Turning Inside Out: Learning Beyond the Classroom

View from behind students from sitting on benches in front of the instructor and listening.
Photo Credit: Marisa Milanese

Contributed by CTL staff, with thanks to CAS Writing Program Instructors

(3 minute read)

Summer courses are known for their long and concentrated classes, which can be draining on both the instructor and the students. However, summer classes also offer great possibilities to experiment with content and format. Taking your class outdoors – on BU’s campus and beyond – is one experiment that enlivens the routine of class and offers different opportunities for students to connect with each other, with their instructors, and with their physical surroundings. Instructors from CAS’s Writing Program offer the following suggestions for spaces and activities.

Whether you are finishing Summer I or about to start Summer II, consider the option of taking a class outside to complete activities in the outdoors. There are numerous spaces around the Charles River campus that quickly adapt to outdoor classrooms: in front of the Communication Building on Comm Ave (grassy space as well as a number of chairs); next door to The Towers on Bay State Rd (beautiful, shady space with Adirondack chairs); and in front of Kilachand Honors College, also on Bay State Rd, where a few benches and grassy areas allow students to break into groups for discussion or shared projects. Look for other buildings along Bay State Rd with benches in front of them: in the spring, you may have spotted Marisa Milanese’s documentary film class in front of the English Department building, finishing up class by playing Charades with film titles.
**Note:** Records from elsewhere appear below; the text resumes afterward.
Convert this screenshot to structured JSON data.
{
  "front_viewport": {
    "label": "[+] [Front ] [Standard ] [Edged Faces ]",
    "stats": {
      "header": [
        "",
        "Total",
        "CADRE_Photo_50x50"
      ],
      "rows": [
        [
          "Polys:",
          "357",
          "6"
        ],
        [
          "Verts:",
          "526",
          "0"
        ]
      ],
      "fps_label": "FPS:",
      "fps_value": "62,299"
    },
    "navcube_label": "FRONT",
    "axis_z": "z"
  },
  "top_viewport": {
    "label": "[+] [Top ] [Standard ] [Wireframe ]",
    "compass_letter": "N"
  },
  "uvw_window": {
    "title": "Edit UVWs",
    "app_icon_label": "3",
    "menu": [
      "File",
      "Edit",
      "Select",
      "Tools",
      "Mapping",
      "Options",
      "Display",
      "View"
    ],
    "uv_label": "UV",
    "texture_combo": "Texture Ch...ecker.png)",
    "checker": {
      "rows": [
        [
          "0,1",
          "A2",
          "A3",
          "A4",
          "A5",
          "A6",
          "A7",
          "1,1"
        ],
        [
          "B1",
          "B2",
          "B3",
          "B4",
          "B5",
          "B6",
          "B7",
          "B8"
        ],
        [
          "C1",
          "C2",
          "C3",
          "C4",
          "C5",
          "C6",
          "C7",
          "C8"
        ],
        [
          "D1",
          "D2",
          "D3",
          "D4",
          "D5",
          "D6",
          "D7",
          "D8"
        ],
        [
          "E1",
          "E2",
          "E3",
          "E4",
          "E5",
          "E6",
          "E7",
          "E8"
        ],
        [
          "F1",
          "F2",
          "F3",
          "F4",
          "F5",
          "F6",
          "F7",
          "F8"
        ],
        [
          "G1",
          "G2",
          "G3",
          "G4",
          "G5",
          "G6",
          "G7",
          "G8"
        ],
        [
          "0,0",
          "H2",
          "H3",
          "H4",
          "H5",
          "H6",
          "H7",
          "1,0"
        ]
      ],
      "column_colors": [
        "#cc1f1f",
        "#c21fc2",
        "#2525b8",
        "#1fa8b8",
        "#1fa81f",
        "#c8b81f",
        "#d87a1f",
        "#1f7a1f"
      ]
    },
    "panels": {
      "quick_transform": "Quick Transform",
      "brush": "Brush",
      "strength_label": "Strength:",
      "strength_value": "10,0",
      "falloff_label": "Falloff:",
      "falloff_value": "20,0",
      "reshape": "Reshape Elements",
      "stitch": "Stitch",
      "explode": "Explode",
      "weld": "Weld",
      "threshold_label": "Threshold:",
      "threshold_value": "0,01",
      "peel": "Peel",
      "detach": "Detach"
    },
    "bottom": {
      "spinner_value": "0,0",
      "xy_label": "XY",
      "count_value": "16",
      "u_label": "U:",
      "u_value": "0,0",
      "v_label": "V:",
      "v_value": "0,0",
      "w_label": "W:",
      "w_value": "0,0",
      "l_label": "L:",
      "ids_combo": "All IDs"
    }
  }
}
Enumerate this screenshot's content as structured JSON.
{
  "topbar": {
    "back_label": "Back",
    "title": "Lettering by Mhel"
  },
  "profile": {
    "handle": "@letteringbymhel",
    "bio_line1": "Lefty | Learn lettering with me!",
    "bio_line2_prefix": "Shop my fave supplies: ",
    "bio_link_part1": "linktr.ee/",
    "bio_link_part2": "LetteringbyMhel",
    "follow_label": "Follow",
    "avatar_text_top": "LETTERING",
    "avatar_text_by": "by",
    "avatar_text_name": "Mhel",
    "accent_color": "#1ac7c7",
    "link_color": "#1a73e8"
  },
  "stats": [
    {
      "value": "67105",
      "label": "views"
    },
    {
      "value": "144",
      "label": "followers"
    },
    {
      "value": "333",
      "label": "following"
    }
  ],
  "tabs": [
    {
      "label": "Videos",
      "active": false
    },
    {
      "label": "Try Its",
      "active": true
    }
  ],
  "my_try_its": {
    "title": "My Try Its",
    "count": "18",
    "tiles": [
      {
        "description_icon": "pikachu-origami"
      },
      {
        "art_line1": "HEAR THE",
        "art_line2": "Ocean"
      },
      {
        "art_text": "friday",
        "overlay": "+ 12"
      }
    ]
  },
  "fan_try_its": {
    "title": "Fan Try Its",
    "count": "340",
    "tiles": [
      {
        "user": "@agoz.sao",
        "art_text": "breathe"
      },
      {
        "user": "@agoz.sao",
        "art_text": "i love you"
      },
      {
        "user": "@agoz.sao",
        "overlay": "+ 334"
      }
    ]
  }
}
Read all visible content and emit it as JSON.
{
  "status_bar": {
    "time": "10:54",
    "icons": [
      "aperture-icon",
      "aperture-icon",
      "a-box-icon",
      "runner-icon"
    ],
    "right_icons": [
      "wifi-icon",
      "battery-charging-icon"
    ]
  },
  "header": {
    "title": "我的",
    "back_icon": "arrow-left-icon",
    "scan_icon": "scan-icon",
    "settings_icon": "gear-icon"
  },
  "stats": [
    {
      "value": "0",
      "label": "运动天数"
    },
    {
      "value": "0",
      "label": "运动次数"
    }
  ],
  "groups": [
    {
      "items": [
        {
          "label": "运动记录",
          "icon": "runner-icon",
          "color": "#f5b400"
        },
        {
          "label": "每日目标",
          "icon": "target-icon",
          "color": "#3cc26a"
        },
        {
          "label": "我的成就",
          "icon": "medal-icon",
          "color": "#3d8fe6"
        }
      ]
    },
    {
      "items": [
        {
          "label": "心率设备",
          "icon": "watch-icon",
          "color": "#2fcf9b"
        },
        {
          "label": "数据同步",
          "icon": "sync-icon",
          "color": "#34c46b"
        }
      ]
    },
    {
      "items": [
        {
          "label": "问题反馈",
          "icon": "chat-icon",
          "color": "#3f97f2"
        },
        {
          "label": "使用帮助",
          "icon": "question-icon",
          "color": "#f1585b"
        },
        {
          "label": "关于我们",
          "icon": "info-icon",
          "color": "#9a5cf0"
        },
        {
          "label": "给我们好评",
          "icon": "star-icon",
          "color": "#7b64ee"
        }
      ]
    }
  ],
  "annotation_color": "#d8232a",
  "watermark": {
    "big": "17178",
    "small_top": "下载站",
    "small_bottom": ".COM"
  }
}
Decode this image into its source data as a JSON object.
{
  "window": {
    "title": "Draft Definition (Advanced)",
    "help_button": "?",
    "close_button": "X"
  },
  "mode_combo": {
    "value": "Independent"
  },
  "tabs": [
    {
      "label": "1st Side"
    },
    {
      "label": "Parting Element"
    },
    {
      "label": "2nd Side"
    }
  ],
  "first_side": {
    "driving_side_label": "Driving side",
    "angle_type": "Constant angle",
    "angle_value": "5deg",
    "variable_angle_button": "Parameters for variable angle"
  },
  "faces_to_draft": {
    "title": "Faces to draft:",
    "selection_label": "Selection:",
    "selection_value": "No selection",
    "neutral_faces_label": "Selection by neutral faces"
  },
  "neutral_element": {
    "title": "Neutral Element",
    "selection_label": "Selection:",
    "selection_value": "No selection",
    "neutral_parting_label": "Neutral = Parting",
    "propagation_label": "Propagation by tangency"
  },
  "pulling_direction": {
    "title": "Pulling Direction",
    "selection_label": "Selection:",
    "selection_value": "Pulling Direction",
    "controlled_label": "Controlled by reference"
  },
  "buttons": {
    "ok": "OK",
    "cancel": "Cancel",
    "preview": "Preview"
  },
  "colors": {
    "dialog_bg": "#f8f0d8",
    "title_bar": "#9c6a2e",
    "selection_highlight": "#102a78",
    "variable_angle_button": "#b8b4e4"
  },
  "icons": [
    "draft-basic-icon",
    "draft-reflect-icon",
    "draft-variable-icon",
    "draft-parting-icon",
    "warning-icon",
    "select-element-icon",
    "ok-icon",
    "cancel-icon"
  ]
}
The BU Beach is also a great outdoor space, utilized by instructors to create community with and among students. Swati Rani’s classroom space, profiled in BU Today, was made comfortable with blankets on the grass and deck chairs. The classroom without walls allowed for whole class discussion and group activities (for example, preparing and delivering skits on the class themes). 

BU Beach is also a gateway to footbridges over Storrow Drive and onto the riverside walkway. Jessica Bozek uses these spaces for students to “walk and work” in small groups – discussing their interpretations of readings as well as feedback on class assignments. Students have the opportunity to connect with each other, in rotating groups, and with their instructor, as she moves from group to group to have conversation with them about their work.

As events open up to in-person attendance, instructors may also be able to take advantage of happenings on nearby campuses. Jeffrey Gruenglas, for example, likes to extend his medical ethics class through trips to speaker panels at the Mass. College of Pharmacy or biomedical ethics lectures at Harvard Medical School. Students who are not able to attend the excursion have options for make-up work that connect to the topic. Public parks and other spaces close to campus also offer educational opportunities: statues along the Commonwealth Avenue Mall and around the city (for example, the recently restored monument to the 54th Regiment on Boston Common, or the Boston Garden’s “Good Samaritan” monument that pays tribute to the discovery of ether) prompt discussion on public memory and its connection to issues as diverse as race, social justice, medical innovation, gender representation, and voting rights.

More information on the pedagogy of place-based learning can be found on the Writing Program’s Teaching Writing site: the section on Experiential Learning and the Writing Classroom offers teaching strategies and ideas that apply far beyond writing classes, as Holly Schaaf and Allison Blyler explain in their suggestions for activities and resources. Expanding your classroom into outside space extends learning while creating important community connections – make a space for it in your summer class if you can!